Ce sondage le démontre : les représentations erronées et les comportements excluant prennent leurs racines dans l’ignorance et le déficit d’information, tant sur les modes de transmission que sur les avancées thérapeutiques.
AIDES rappelle :
• qu’une personne séropositive dépistée, traitée et en charge virale indétectable ne transmet plus le VIH ;
• que le risque de transmission d’une mère séropositive sous traitement à son enfant à naître est quasi nul ;
• que rien ne justifie les restrictions d’accès à certaines professions, ni sur le plan médical, ni sur le plan de la santé publique ;
• qu’il n’existe aucun risque à côtoyer une personne séropositive dans son quotidien ou celui de ses proches ;
AIDES se bat depuis plus de 30 ans pour une meilleure acceptation et une meilleure intégration des personnes séropositives dans la société.
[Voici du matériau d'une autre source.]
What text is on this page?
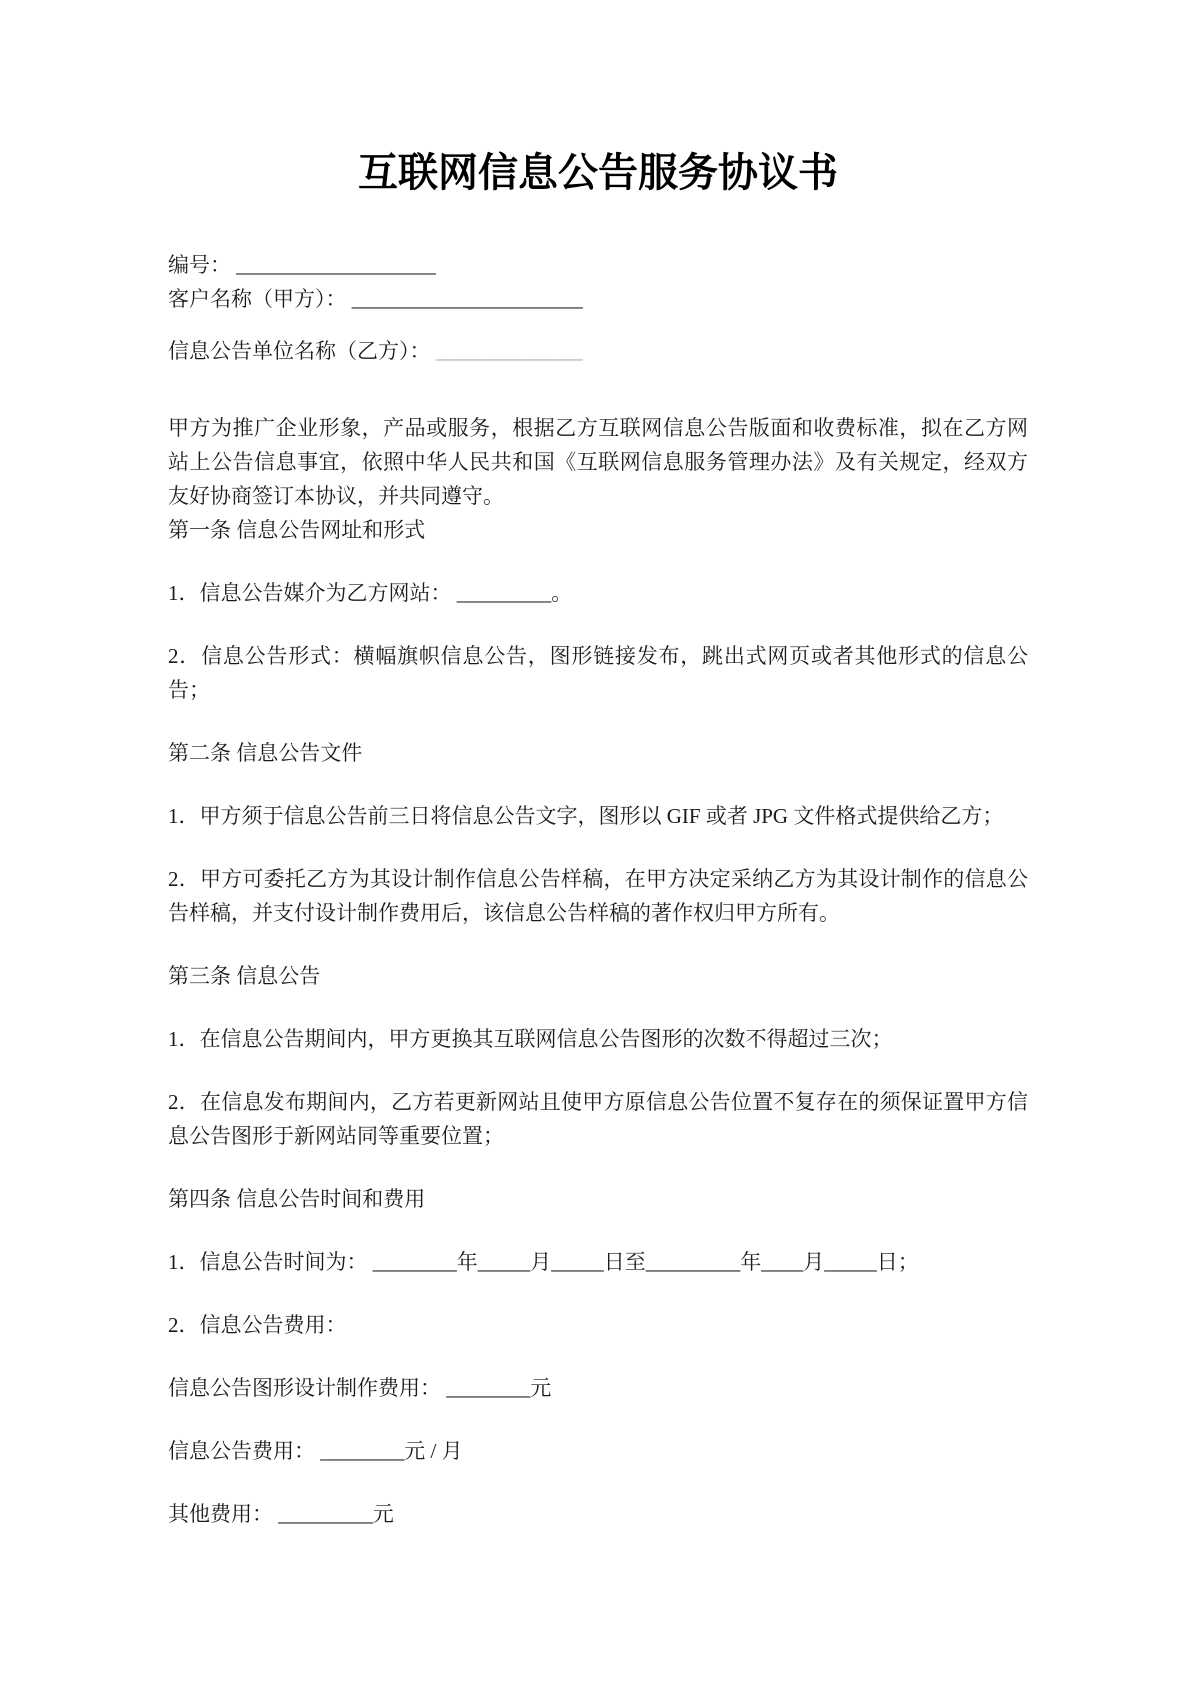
互联网信息公告服务协议书

编号： ___________________

客户名称（甲方）： ______________________

信息公告单位名称（乙方）： ______________

甲方为推广企业形象，产品或服务，根据乙方互联网信息公告版面和收费标准，拟在乙方网站上公告信息事宜，依照中华人民共和国《互联网信息服务管理办法》及有关规定，经双方友好协商签订本协议，并共同遵守。

第一条 信息公告网址和形式

1．信息公告媒介为乙方网站： _________。

2．信息公告形式：横幅旗帜信息公告，图形链接发布，跳出式网页或者其他形式的信息公告；

第二条 信息公告文件

1．甲方须于信息公告前三日将信息公告文字，图形以 GIF 或者 JPG 文件格式提供给乙方；

2．甲方可委托乙方为其设计制作信息公告样稿，在甲方决定采纳乙方为其设计制作的信息公告样稿，并支付设计制作费用后，该信息公告样稿的著作权归甲方所有。

第三条 信息公告

1．在信息公告期间内，甲方更换其互联网信息公告图形的次数不得超过三次；

2．在信息发布期间内，乙方若更新网站且使甲方原信息公告位置不复存在的须保证置甲方信息公告图形于新网站同等重要位置；

第四条 信息公告时间和费用

1．信息公告时间为： ________年_____月_____日至_________年____月_____日；

2．信息公告费用：

信息公告图形设计制作费用： ________元

信息公告费用： ________元 / 月

其他费用： _________元
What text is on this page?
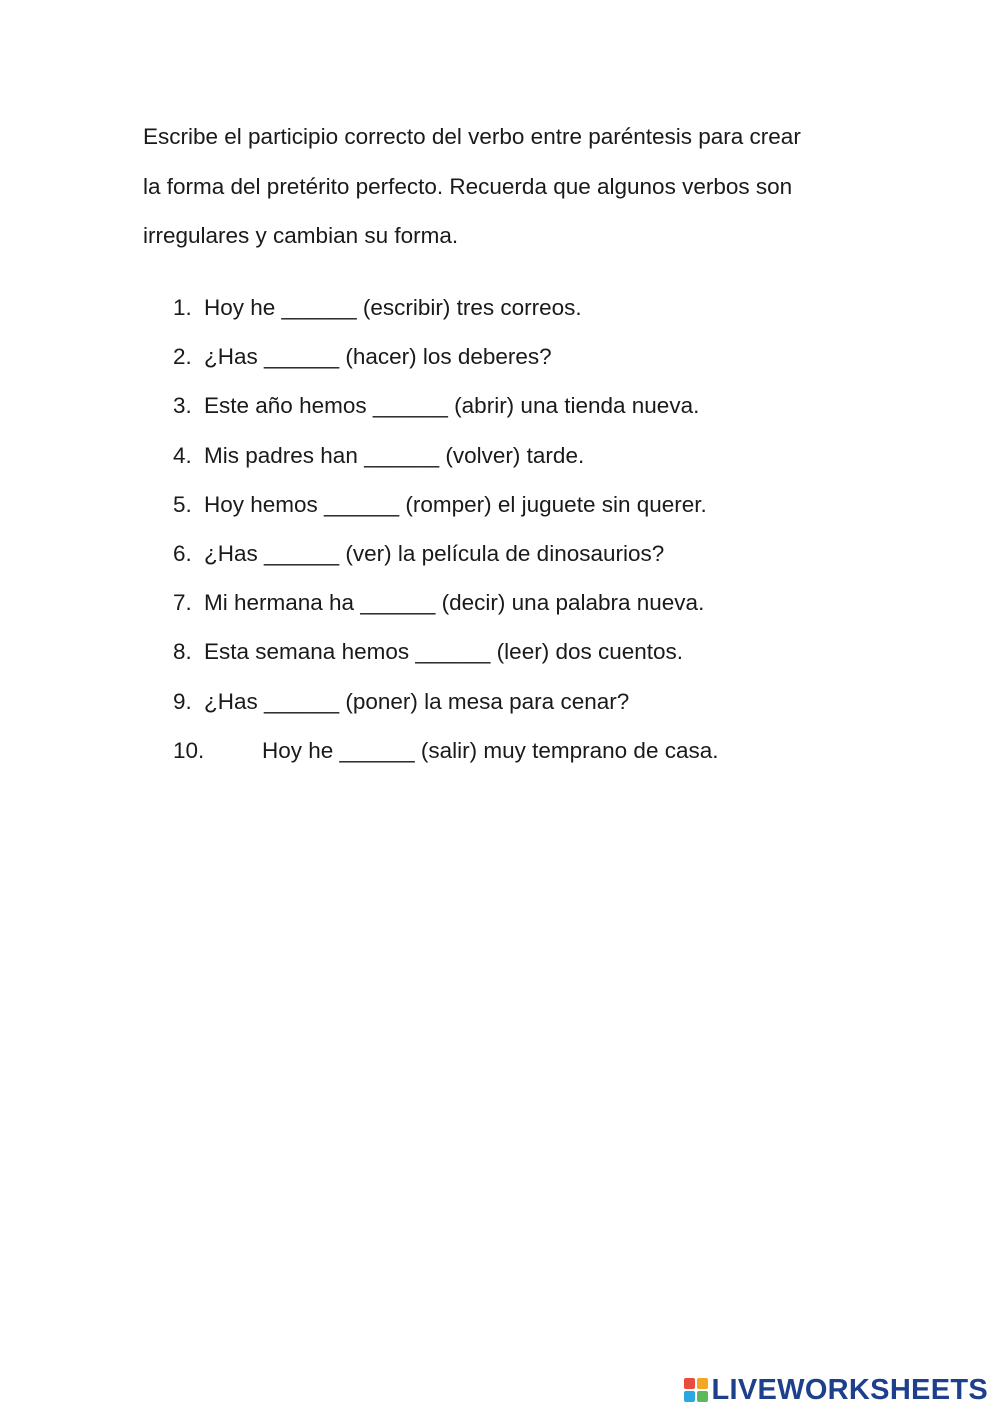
Escribe el participio correcto del verbo entre paréntesis para crear
la forma del pretérito perfecto. Recuerda que algunos verbos son
irregulares y cambian su forma.
1. Hoy he ______ (escribir) tres correos.
2. ¿Has ______ (hacer) los deberes?
3. Este año hemos ______ (abrir) una tienda nueva.
4. Mis padres han ______ (volver) tarde.
5. Hoy hemos ______ (romper) el juguete sin querer.
6. ¿Has ______ (ver) la película de dinosaurios?
7. Mi hermana ha ______ (decir) una palabra nueva.
8. Esta semana hemos ______ (leer) dos cuentos.
9. ¿Has ______ (poner) la mesa para cenar?
10.	Hoy he ______ (salir) muy temprano de casa.
LIVEWORKSHEETS
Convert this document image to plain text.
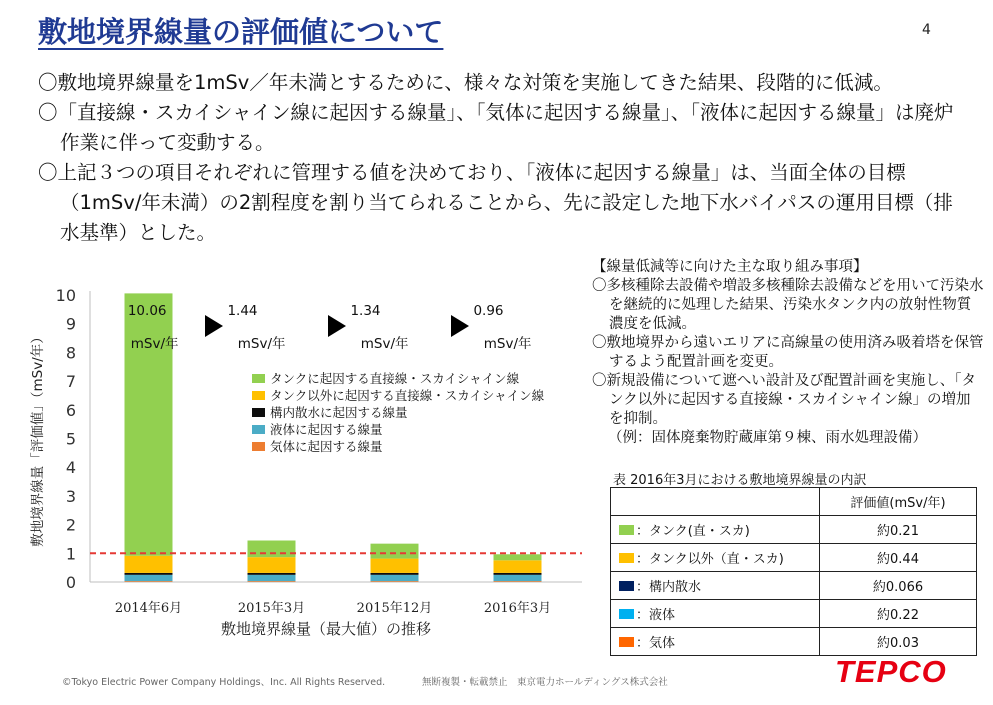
敷地境界線量の評価値について	4

〇敷地境界線量を1mSv／年未満とするために、様々な対策を実施してきた結果、段階的に低減。

〇「直接線・スカイシャイン線に起因する線量」、「気体に起因する線量」、「液体に起因する線量」は廃炉作業に伴って変動する。

〇上記３つの項目それぞれに管理する値を決めており、「液体に起因する線量」は、当面全体の目標（1mSv/年未満）の2割程度を割り当てられることから、先に設定した地下水バイパスの運用目標（排水基準）とした。

0
1
2
3
4
5
6
7
8
9
10
敷地境界線量「評価値」（mSv/年）
2014年6月
10.06
mSv/年
2015年3月
1.44
mSv/年
2015年12月
1.34
mSv/年
2016年3月
0.96
mSv/年
敷地境界線量（最大値）の推移
タンクに起因する直接線・スカイシャイン線
タンク以外に起因する直接線・スカイシャイン線
構内散水に起因する線量
液体に起因する線量
気体に起因する線量
【線量低減等に向けた主な取り組み事項】

〇多核種除去設備や増設多核種除去設備などを用いて汚染水を継続的に処理した結果、汚染水タンク内の放射性物質濃度を低減。

〇敷地境界から遠いエリアに高線量の使用済み吸着塔を保管するよう配置計画を変更。

〇新規設備について遮へい設計及び配置計画を実施し、「タンク以外に起因する直接線・スカイシャイン線」の増加を抑制。

（例：固体廃棄物貯蔵庫第９棟、雨水処理設備）

表 2016年3月における敷地境界線量の内訳
	評価値(mSv/年)

：タンク(直・スカ)	約0.21

：タンク以外（直・スカ)	約0.44

：構内散水	約0.066

：液体	約0.22

：気体	約0.03
©Tokyo Electric Power Company Holdings、Inc. All Rights Reserved.	無断複製・転載禁止　東京電力ホールディングス株式会社	TEPCO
AIDES appelle à une remobilisation des pouvoirs publics pour la mise en place de dispositifs ambitieux d’information et de sensibilisation du grand public sur les modes de transmission et le rôle préventif des traitements. Un effort tout particulier doit être fait en direction des 18-35 ans, parmi lesquels les fondamentaux semblent loin d’être acquis. Cela passe notamment par le renforcement et la réactualisation des programmes de sensibilisation, d’éducation aux sexualités et de lutte contre les discriminations en milieu scolaire.
Ce sondage le démontre : les représentations erronées et les comportements excluant prennent leurs racines dans l’ignorance et le déficit d’information, tant sur les modes de transmission que sur les avancées thérapeutiques.